Fórmula 1: Fórmula "British"

TRIBUNA

Alberto Pérez Castellanos | Domingo 31 de agosto de 2014

Los fantasmas que despertaron en 2007 vuelven a recorrer los pasillos de la F1. El toque entre Hamilton y Rosberg, del que considero más culpable al germano, ha reactivado a la prensa británica más agresiva contra cualquier piloto no nacido en las islas. Lewis tira de estrategia y se arrima a la sombra que más le cobija, la de sus defensores más agresivos, aquellos a los que no les importa que su compatriota mienta para conseguir que la opinión pública le arrope.

A los españoles no nos sorprende ya que vivimos algo muy similar el año que Hamilton y Alonso convivieron en McLaren. Es cierto que la presión, las irregularidades y la inexperiencia llevaron al español a meter la pata en algunas ocasiones, como pudo suceder en Hungría. Aunque entonces nos hubiésemos puesto del lado de Lewis, lo ocurrido después decantó la balanza hacia el asturiano. Las artimañas del piloto y su protector incendiaron a la mayoría de la prensa británica que encontró el dardo perfecto para minar al español y provocar su huida de Woking.

Pero entre lo ocurrido entonces y lo que pasa ahora hay algunas diferencias.
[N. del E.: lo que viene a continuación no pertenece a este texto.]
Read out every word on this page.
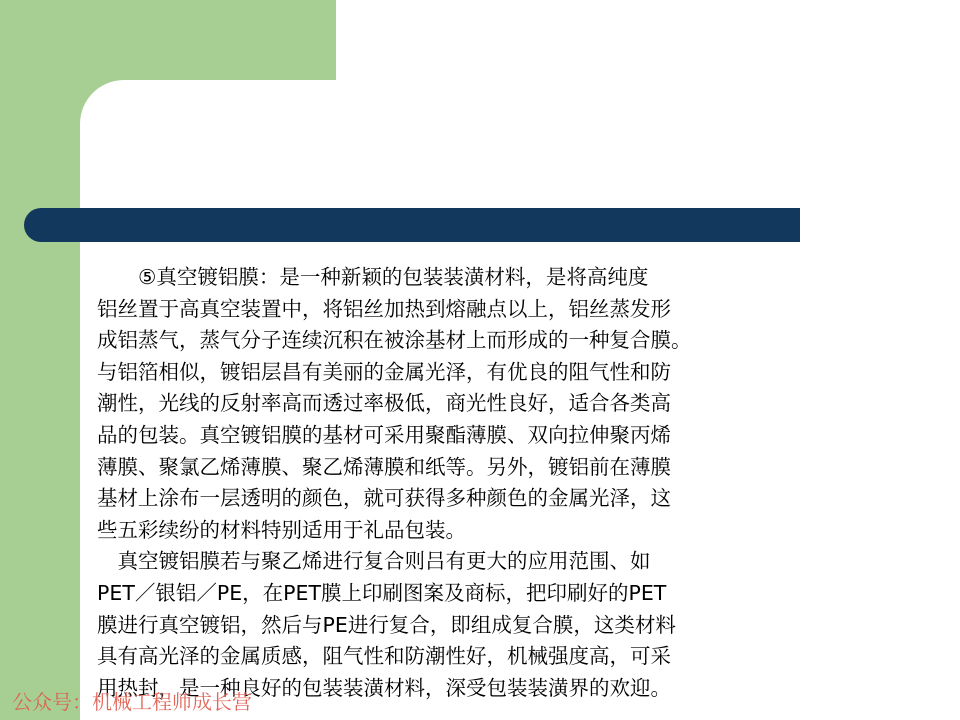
　　⑤真空镀铝膜：是一种新颖的包装装潢材料，是将高纯度
铝丝置于高真空装置中，将铝丝加热到熔融点以上，铝丝蒸发形
成铝蒸气，蒸气分子连续沉积在被涂基材上而形成的一种复合膜。
与铝箔相似，镀铝层昌有美丽的金属光泽，有优良的阻气性和防
潮性，光线的反射率高而透过率极低，商光性良好，适合各类高
品的包装。真空镀铝膜的基材可采用聚酯薄膜、双向拉伸聚丙烯
薄膜、聚氯乙烯薄膜、聚乙烯薄膜和纸等。另外，镀铝前在薄膜
基材上涂布一层透明的颜色，就可获得多种颜色的金属光泽，这
些五彩续纷的材料特别适用于礼品包装。
　真空镀铝膜若与聚乙烯进行复合则吕有更大的应用范围、如
PET／银铝／PE，在PET膜上印刷图案及商标，把印刷好的PET
膜进行真空镀铝，然后与PE进行复合，即组成复合膜，这类材料
具有高光泽的金属质感，阻气性和防潮性好，机械强度高，可采
用热封，是一种良好的包装装潢材料，深受包装装潢界的欢迎。
公众号：机械工程师成长营
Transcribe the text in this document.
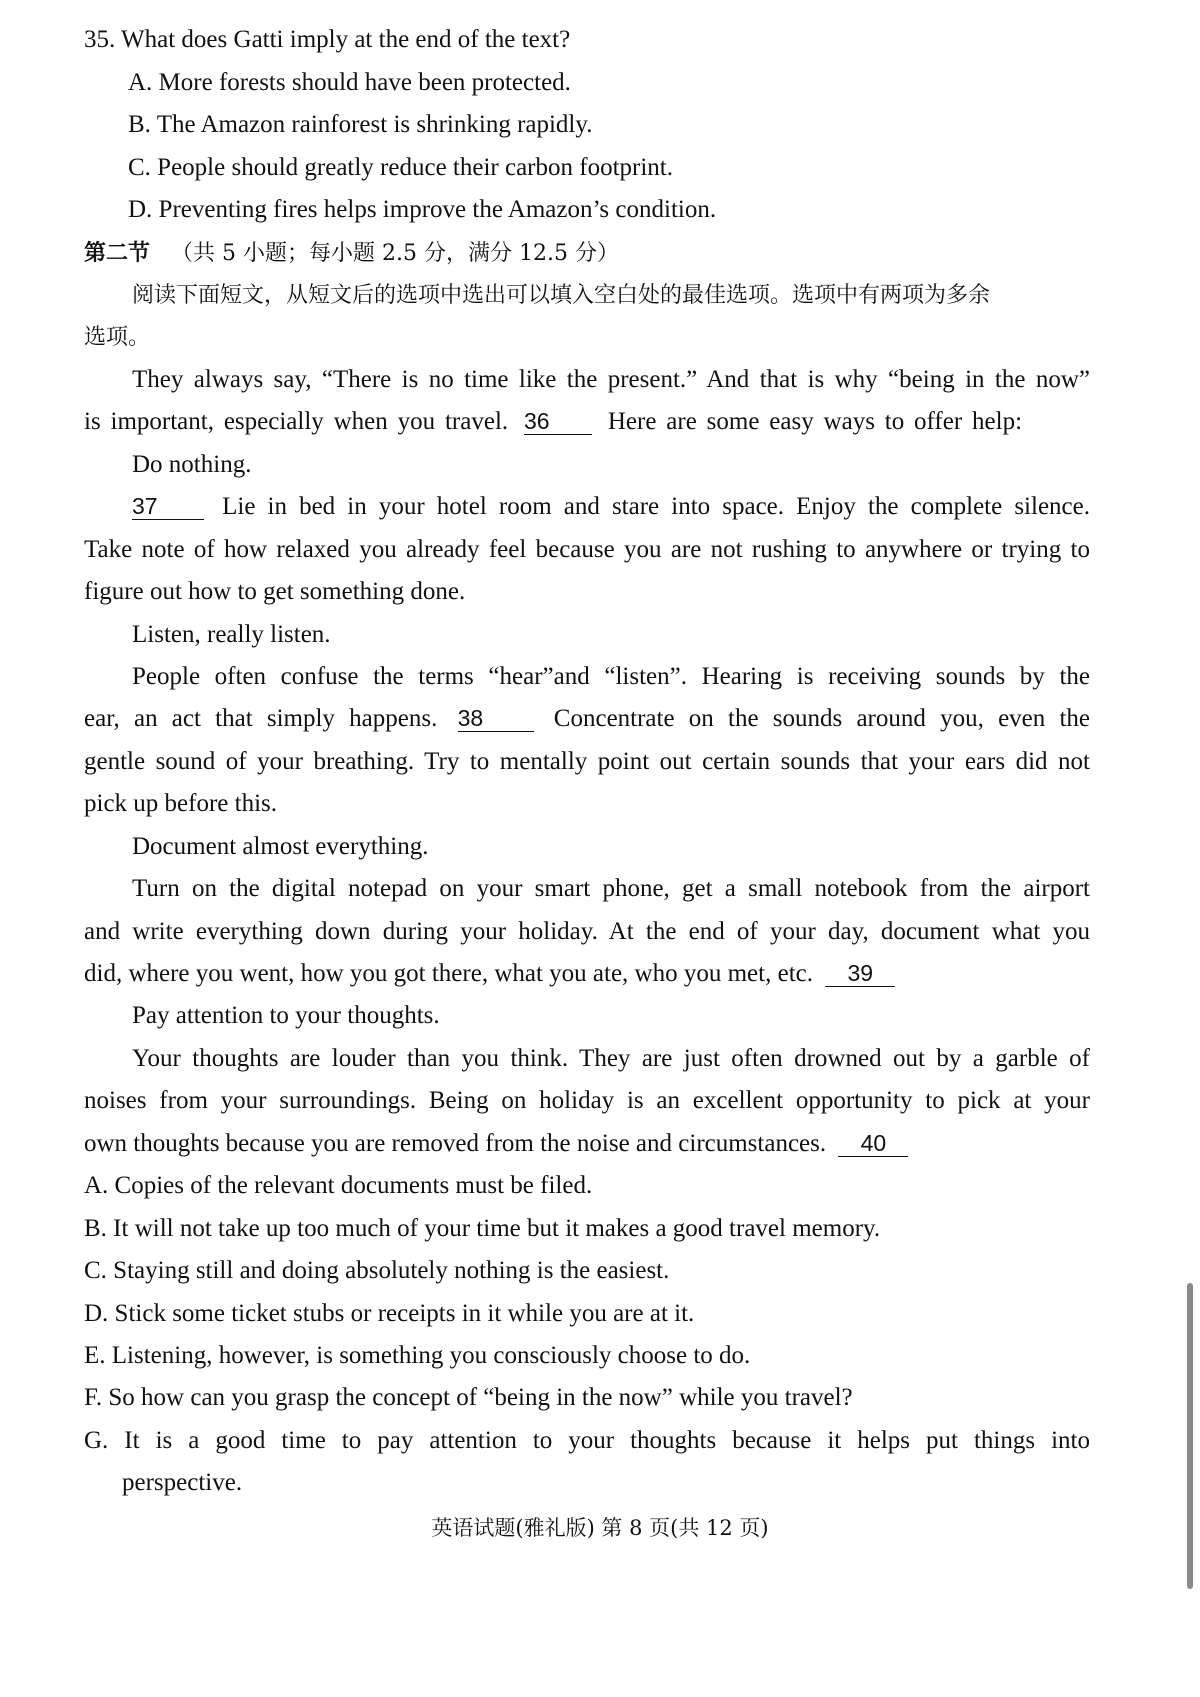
35. What does Gatti imply at the end of the text?
A. More forests should have been protected.
B. The Amazon rainforest is shrinking rapidly.
C. People should greatly reduce their carbon footprint.
D. Preventing fires helps improve the Amazon’s condition.
第二节 （共 5 小题；每小题 2.5 分，满分 12.5 分）
阅读下面短文，从短文后的选项中选出可以填入空白处的最佳选项。选项中有两项为多余
选项。
They always say, “There is no time like the present.” And that is why “being in the now”
is important, especially when you travel. 36 Here are some easy ways to offer help:
Do nothing.
37	Lie in bed in your hotel room and stare into space. Enjoy the complete silence.
Take note of how relaxed you already feel because you are not rushing to anywhere or trying to
figure out how to get something done.
Listen, really listen.
People often confuse the terms “hear”and “listen”. Hearing is receiving sounds by the
ear, an act that simply happens. 38	Concentrate on the sounds around you, even the
gentle sound of your breathing. Try to mentally point out certain sounds that your ears did not
pick up before this.
Document almost everything.
Turn on the digital notepad on your smart phone, get a small notebook from the airport
and write everything down during your holiday. At the end of your day, document what you
did, where you went, how you got there, what you ate, who you met, etc. 39
Pay attention to your thoughts.
Your thoughts are louder than you think. They are just often drowned out by a garble of
noises from your surroundings. Being on holiday is an excellent opportunity to pick at your
own thoughts because you are removed from the noise and circumstances. 40
A. Copies of the relevant documents must be filed.
B. It will not take up too much of your time but it makes a good travel memory.
C. Staying still and doing absolutely nothing is the easiest.
D. Stick some ticket stubs or receipts in it while you are at it.
E. Listening, however, is something you consciously choose to do.
F. So how can you grasp the concept of “being in the now” while you travel?
G. It is a good time to pay attention to your thoughts because it helps put things into
perspective.
英语试题(雅礼版) 第 8 页(共 12 页)
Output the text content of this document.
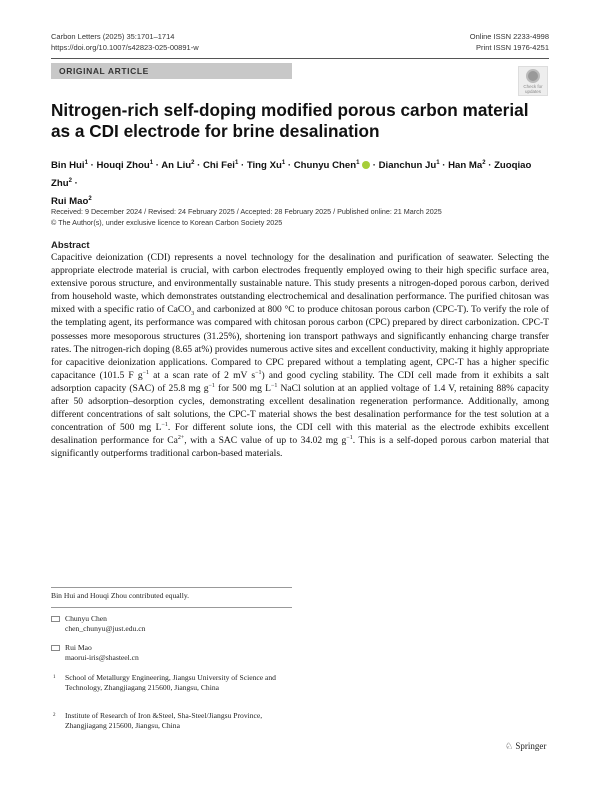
Carbon Letters (2025) 35:1701–1714
https://doi.org/10.1007/s42823-025-00891-w
Online ISSN 2233-4998
Print ISSN 1976-4251
ORIGINAL ARTICLE
Check for updates
Nitrogen-rich self-doping modified porous carbon material as a CDI electrode for brine desalination
Bin Hui$^1$ · Houqi Zhou$^1$ · An Liu$^2$ · Chi Fei$^1$ · Ting $Xu^1$ · Chunyu Chen$^1$  · Dianchun $Ju^1$ · Han $Ma^2$ · Zuoqiao Zhu$^2$ ·
Rui Mao$^2$
Received: 9 December 2024 / Revised: 24 February 2025 / Accepted: 28 February 2025 / Published online: 21 March 2025
© The Author(s), under exclusive licence to Korean Carbon Society 2025
Abstract
Capacitive deionization (CDI) represents a novel technology for the desalination and purification of seawater. Selecting the appropriate electrode material is crucial, with carbon electrodes frequently employed owing to their high specific surface area, extensive porous structure, and environmentally sustainable nature. This study presents a nitrogen-doped porous carbon, derived from household waste, which demonstrates outstanding electrochemical and desalination performance. The purified chitosan was mixed with a specific ratio of CaCO$_3$ and carbonized at 800 °C to produce chitosan porous carbon (CPC-T). To verify the role of the templating agent, its performance was compared with chitosan porous carbon (CPC) prepared by direct carbonization. CPC-T possesses more mesoporous structures (31.25%), shortening ion transport pathways and significantly enhancing charge transfer rates. The nitrogen-rich doping (8.65 at%) provides numerous active sites and excellent conductivity, making it highly appropriate for capacitive deionization applications. Compared to CPC prepared without a templating agent, CPC-T has a higher specific capacitance (101.5 F $g^{-1}$ at a scan rate of 2 mV $s^{-1}$) and good cycling stability. The CDI cell made from it exhibits a salt adsorption capacity (SAC) of 25.8 mg $g^{-1}$ for 500 mg $L^{-1}$ NaCl solution at an applied voltage of 1.4 V, retaining 88% capacity after 50 adsorption–desorption cycles, demonstrating excellent desalination regeneration performance. Additionally, among different concentrations of salt solutions, the CPC-T material shows the best desalination performance for the test solution at a concentration of 500 mg $L^{-1}$. For different solute ions, the CDI cell with this material as the electrode exhibits excellent desalination performance for $Ca^{2+}$, with a SAC value of up to 34.02 mg $g^{-1}$. This is a self-doped porous carbon material that significantly outperforms traditional carbon-based materials.
Bin Hui and Houqi Zhou contributed equally.
Chunyu Chen
chen_chunyu@just.edu.cn
Rui Mao
maorui-iris@shasteel.cn
1 School of Metallurgy Engineering, Jiangsu University of Science and Technology, Zhangjiagang 215600, Jiangsu, China
2 Institute of Research of Iron &Steel, Sha-Steel/Jiangsu Province, Zhangjiagang 215600, Jiangsu, China
♘ Springer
Rosberg no es un desvalido español sin apoyo: Alemania es otra potencia y su equipo es germano, su padre es un viejo conocido en este mundo y, en teoría, es el rival débil que se enfrenta al campeón. Aunque todo esto es cierto, Hamilton no puede sentirse discriminado, ni mucho menos. Por eso, la postura que ha adoptado tras el incidente en Bélgica es imposible de entender.

Espero que Wolff y Lauda tengan en Mercedes mucha más mano gestionando este tipo de conflictos que la que tuvo Dennis en McLaren. Aunque el caso es diferente y es difícil que les roben la cartera, la situación es muy similar a la que propició que en 2007 se llevase el mundial Kimi Räikkönen. Parece que es así y que están logrando contener el incendio, pero que no se fíen, la escalada de tensión puede crecer por cualquier motivo y convertir la temporada 2014 de Fórmula 1 en culebrón ajeno a la competición, algo que no quieren los seguidores a un deporte vapuleado por todos aquellos que no lo comprenden.